Living with diabetes

Mary Banotti on diabetes...

Diabetes has not stood in the way of Mary Banotti managing a hectic schedule as an Irish MEP.

Most people look on diabetes as an illness. Mary Banotti, MEP does not. She is one of Ireland's estimated 66,000 diabetics, some 13,000 of whom are insulin-dependent and require regular injections.

Diagnosed in 1982 at the age of 43, Mary says, "I don't call it an illness, because I don't feel ill. Diabetes is essentially a very well controllable, but incurable condition". It was during a conference in Oxford that she developed an absolutely raging thirst. "I kept thinking it was because the air was dry or something, but as I'm a nurse, after two days I began to worry that it might be something more serious than just feeling thirsty", she says.

A doctor cousin in England did a blood test and quickly confirmed that Mary had very high blood sugar levels. "I came home immediately and went to see the late, great Ivo Drury. I'll never forget sitting in the middle of that busy outpatients clinic in the Mater while he processed probably 300 diabetics that morning. "When Dr Drury told me that I was diabetic, I was both frightened to death and in complete denial. It took me a couple of hours to absorb the information".

There is a family history of diabetes on both sides of Mary's family.

Mary thinks that her terror and denial was quite a common reaction that people have when they are told that they have diabetes. "When I was a student nurse, the care and management of diabetes was a very different thing to what it is now.
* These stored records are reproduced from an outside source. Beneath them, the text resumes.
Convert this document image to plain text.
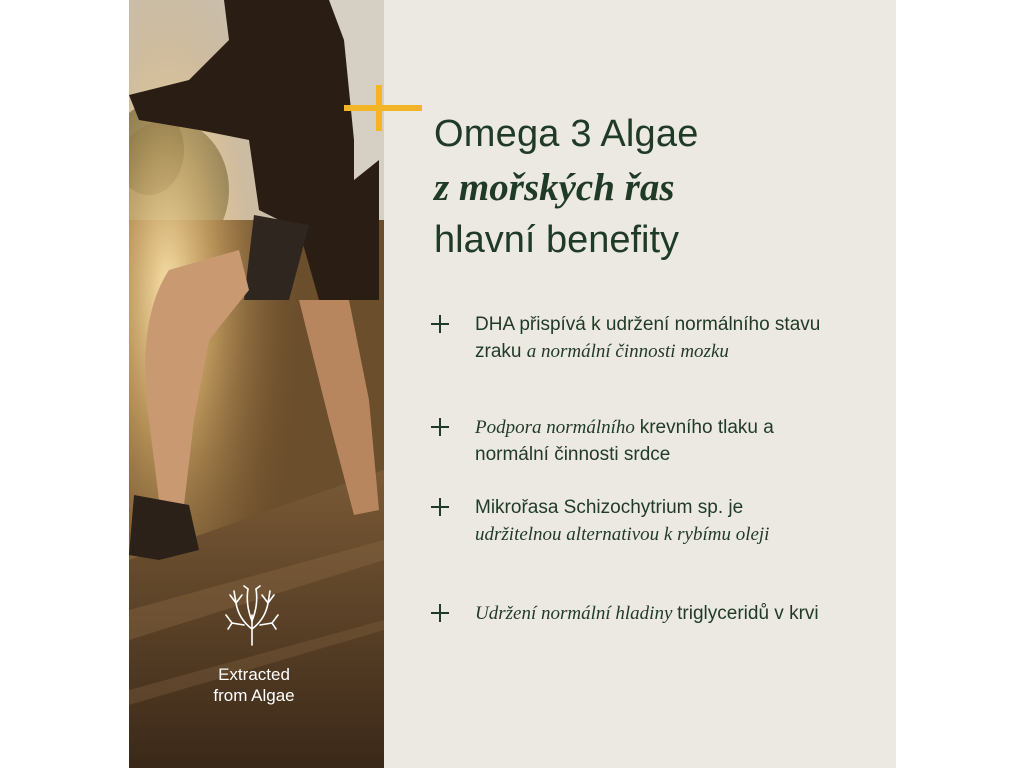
Omega 3 Algae
z mořských řas
hlavní benefity
DHA přispívá k udržení normálního stavu zraku a normální činnosti mozku
Podpora normálního krevního tlaku a normální činnosti srdce
Mikrořasa Schizochytrium sp. je udržitelnou alternativou k rybímu oleji
Udržení normální hladiny triglyceridů v krvi
Extracted
from Algae
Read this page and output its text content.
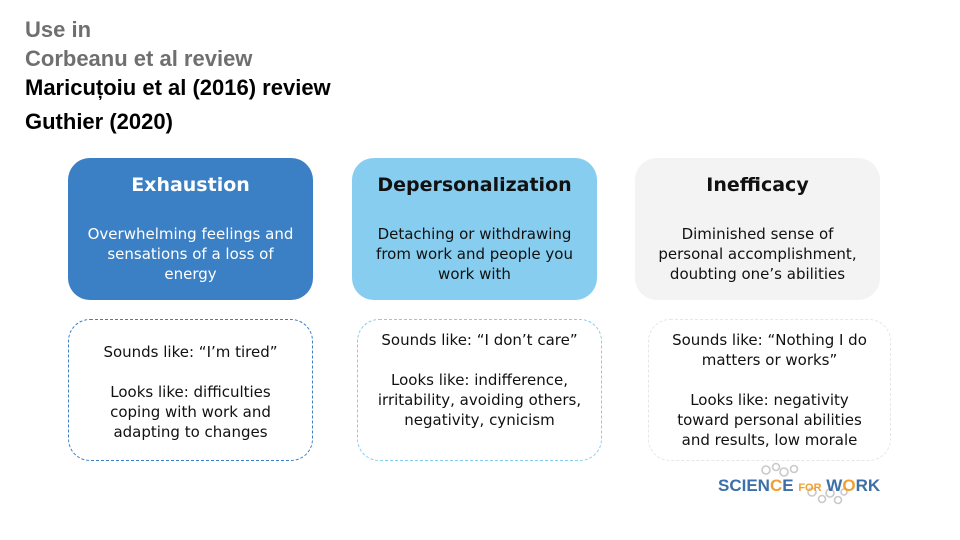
Use in
Corbeanu et al review
Maricuțoiu et al (2016) review
Guthier (2020)
Exhaustion
Overwhelming feelings and sensations of a loss of energy
Depersonalization
Detaching or withdrawing from work and people you work with
Inefficacy
Diminished sense of personal accomplishment, doubting one’s abilities

Sounds like: “I’m tired”

Looks like: difficulties coping with work and adapting to changes

Sounds like: “I don’t care”

Looks like: indifference, irritability, avoiding others, negativity, cynicism

Sounds like: “Nothing I do matters or works”

Looks like: negativity toward personal abilities and results, low morale

SCIENCE FOR WORK
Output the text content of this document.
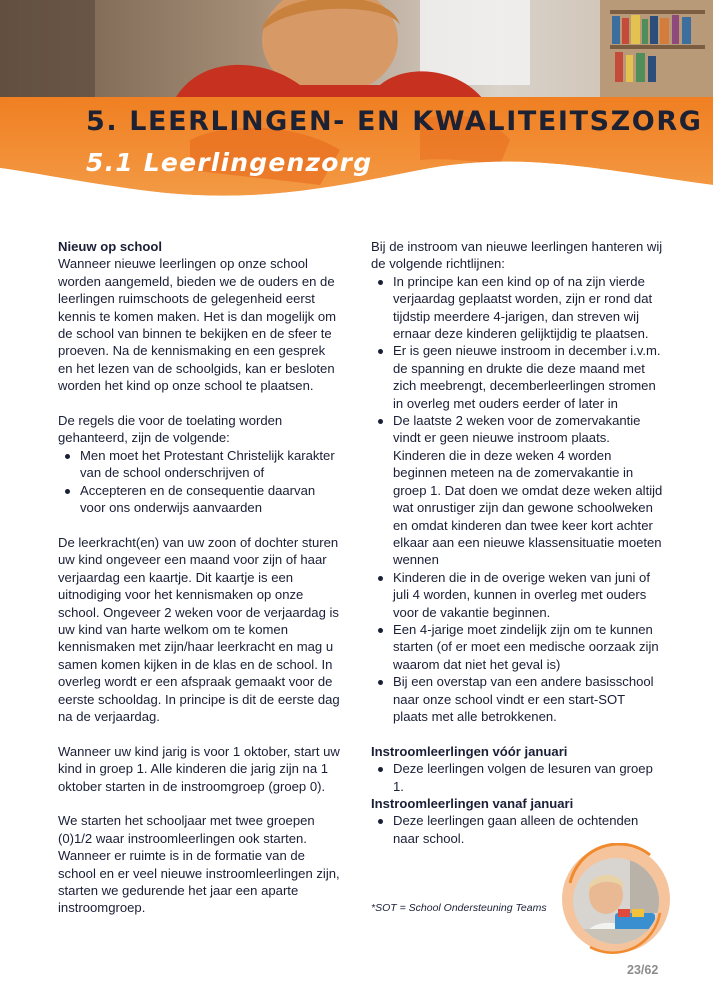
5. LEERLINGEN- EN KWALITEITSZORG
5.1 Leerlingenzorg
Nieuw op school

Wanneer nieuwe leerlingen op onze school worden aangemeld, bieden we de ouders en de leerlingen ruimschoots de gelegenheid eerst kennis te komen maken. Het is dan mogelijk om de school van binnen te bekijken en de sfeer te proeven. Na de kennismaking en een gesprek en het lezen van de schoolgids, kan er besloten worden het kind op onze school te plaatsen.

De regels die voor de toelating worden gehanteerd, zijn de volgende:

Men moet het Protestant Christelijk karakter van de school onderschrijven of
Accepteren en de consequentie daarvan voor ons onderwijs aanvaarden

De leerkracht(en) van uw zoon of dochter sturen uw kind ongeveer een maand voor zijn of haar verjaardag een kaartje. Dit kaartje is een uitnodiging voor het kennismaken op onze school. Ongeveer 2 weken voor de verjaardag is uw kind van harte welkom om te komen kennismaken met zijn/haar leerkracht en mag u samen komen kijken in de klas en de school. In overleg wordt er een afspraak gemaakt voor de eerste schooldag. In principe is dit de eerste dag na de verjaardag.

Wanneer uw kind jarig is voor 1 oktober, start uw kind in groep 1. Alle kinderen die jarig zijn na 1 oktober starten in de instroomgroep (groep 0).

We starten het schooljaar met twee groepen (0)1/2 waar instroomleerlingen ook starten. Wanneer er ruimte is in de formatie van de school en er veel nieuwe instroomleerlingen zijn, starten we gedurende het jaar een aparte instroomgroep.

Bij de instroom van nieuwe leerlingen hanteren wij de volgende richtlijnen:

In principe kan een kind op of na zijn vierde verjaardag geplaatst worden, zijn er rond dat tijdstip meerdere 4-jarigen, dan streven wij ernaar deze kinderen gelijktijdig te plaatsen.
Er is geen nieuwe instroom in december i.v.m. de spanning en drukte die deze maand met zich meebrengt, decemberleerlingen stromen in overleg met ouders eerder of later in
De laatste 2 weken voor de zomervakantie vindt er geen nieuwe instroom plaats. Kinderen die in deze weken 4 worden beginnen meteen na de zomervakantie in groep 1. Dat doen we omdat deze weken altijd wat onrustiger zijn dan gewone schoolweken en omdat kinderen dan twee keer kort achter elkaar aan een nieuwe klassensituatie moeten wennen
Kinderen die in de overige weken van juni of juli 4 worden, kunnen in overleg met ouders voor de vakantie beginnen.
Een 4-jarige moet zindelijk zijn om te kunnen starten (of er moet een medische oorzaak zijn waarom dat niet het geval is)
Bij een overstap van een andere basisschool naar onze school vindt er een start-SOT plaats met alle betrokkenen.
Instroomleerlingen vóór januari
Deze leerlingen volgen de lesuren van groep 1.
Instroomleerlingen vanaf januari
Deze leerlingen gaan alleen de ochtenden naar school.
*SOT = School Ondersteuning Teams
23/62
It consisted of very anxious people who just didn't seem to be able to think of anything except their condition.

"I certainly couldn't see myself as living that sort of a life, so once I got over the shock, I quickly learned how to manage my condition. Then, because I began to feel so much more energetic and better, the pluses in my life were more evident than the minuses".
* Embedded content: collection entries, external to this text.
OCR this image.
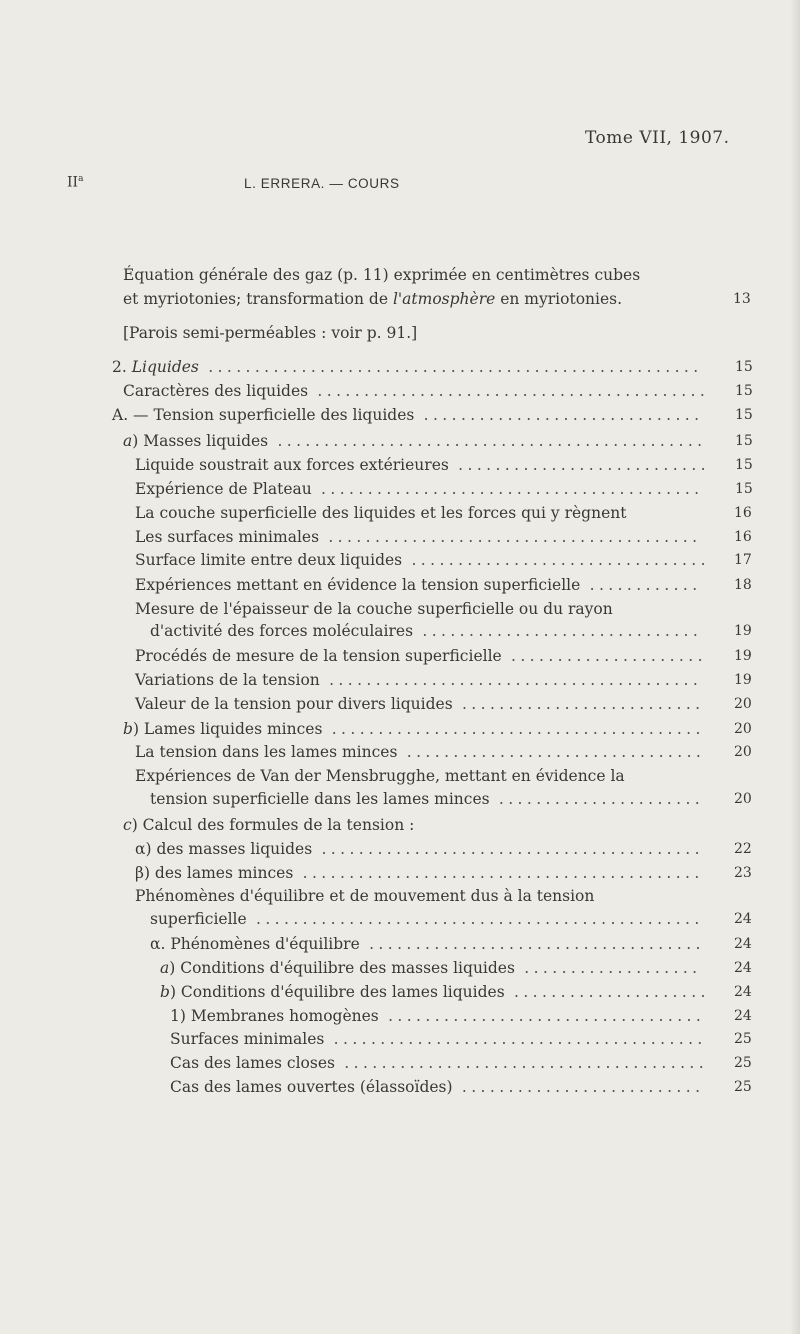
Tome VII, 1907.
$II^a$	L. ERRERA. — COURS
Équation générale des gaz (p. 11) exprimée en centimètres cubes
et myriotonies; transformation de l'atmosphère en myriotonies.	13
[Parois semi-perméables : voir p. 91.]
2. Liquides ..................................................... 15
Caractères des liquides .......................................... 15
A. — Tension superficielle des liquides .............................. 15
a) Masses liquides .............................................. 15
Liquide soustrait aux forces extérieures ........................... 15
Expérience de Plateau ......................................... 15
La couche superficielle des liquides et les forces qui y règnent	16
Les surfaces minimales ........................................ 16
Surface limite entre deux liquides ................................ 17
Expériences mettant en évidence la tension superficielle ............ 18
Mesure de l'épaisseur de la couche superficielle ou du rayon
d'activité des forces moléculaires .............................. 19
Procédés de mesure de la tension superficielle ..................... 19
Variations de la tension ........................................ 19
Valeur de la tension pour divers liquides .......................... 20
b) Lames liquides minces ........................................ 20
La tension dans les lames minces ................................ 20
Expériences de Van der Mensbrugghe, mettant en évidence la
tension superficielle dans les lames minces ...................... 20
c) Calcul des formules de la tension :
α) des masses liquides ......................................... 22
β) des lames minces ........................................... 23
Phénomènes d'équilibre et de mouvement dus à la tension
superficielle ................................................ 24
α. Phénomènes d'équilibre .................................... 24
a) Conditions d'équilibre des masses liquides ................... 24
b) Conditions d'équilibre des lames liquides ..................... 24
1) Membranes homogènes .................................. 24
Surfaces minimales ........................................ 25
Cas des lames closes ....................................... 25
Cas des lames ouvertes (élassoïdes) .......................... 25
Mary's attitude to the whole thing is to let it interfere as little as possible with her life. Within a year of her diagnosis, she bad run for the Senate in a punishing by-election in the centre of Dublin and then, two years later, was elected to the European Parliament.

One would imagine such a schedule would take its toll on even the fittest person's health, but Mary made it through with flying colours. "In fact, I looked so much better that someone who knew about my diabetes came up and said, "You look so great that I wouldn't mind catching it if I kissed you!"

An insulin dependent diabetic, Mary has to take insulin injection twice a day. Insulin is given free to all diabetics, which she believes is a generous State benefit. She gets several weeks supply at a time and brings it with her on her travels.

"On occasions we have extremely long votes at the European Parliament. Sometimes I realise that, if the vote is going to go on for another three-quarters of an hour, I will be in trouble due to low blood sugar levels, so I always carry glucose tablets for emergencies".

Mary travels to Brussels on Mondays and tries to get back by Thursday night to do constituency work on Fridays and over the weekend. Her work schedule is often more punishing however. "The past 10 days have included six flights and one long train journey from Paris to Brussels", she says, adding that she reads newspapers and copious documents while travelling.

Mary has never had reason to consult a doctor abroad, "Management of diabetes is really a personal responsibility, except when things go very badly wrong", she says. "My biggest problem is my diet, I break most of the rules because of temptation. As Oscar Wilde said, "I can resist anything but temptation"

"Of course, because of my nursing background 1 feel more guilty when I break the rules as I know that they are there in the patient's best interests". Mary freely admits she is not a good patient Her doctor chastises her for not having enough hospital check-ups. "I don't get enough rest or holidays, My doctor does try to encourage me but - unlike politicians at home - in the EU, our annual holidays are less than six weeks".

Mary is anxious that diabetics should live as normal a life as possible, emphasising that her life as a politician is in itself abnormal. "Very few people would, for example, travel as much, or as widely as I do, or have to deal with a very busy constituency. "Once I absorbed into my own life the idea that I had something that I was going to have to live with, simultaneously came this determination that it would not hold me back, but would give me an added incentive. "

"Attitudes certainly have changed quite considerably over the years", she concludes. "I've made no secret of the fact that I am diabetic and I know that this has influenced people who have told me how encouraged they were by the way I coped".

Facing up to fears

Prior to becoming an MEP, Mary had a television programme and her greatest fear was that something would happen while she was on air. It never did, but it was a fear that got into the back other mind because she felt more exposed in front of the public. Today she experiences no such fears while speaking in the European Parliament. Stress can affect a lot of illnesses, but Mary feels that it can also be a positive thing, as a certain amount of stress is exciting, dynamic and interesting.

It’s a balancing act

On one side, food increases the amount of sugar in the blood.

On the other side, exercise and insulin lower the blood sugar level by allowing sugar to be used for energy.

Urine and blood sugar tests can be used to monitor the blood sugar balance. when the blood sugar is properly balanced, the diabetic person will feel well and should be able to do everything a non-diabetic person can do.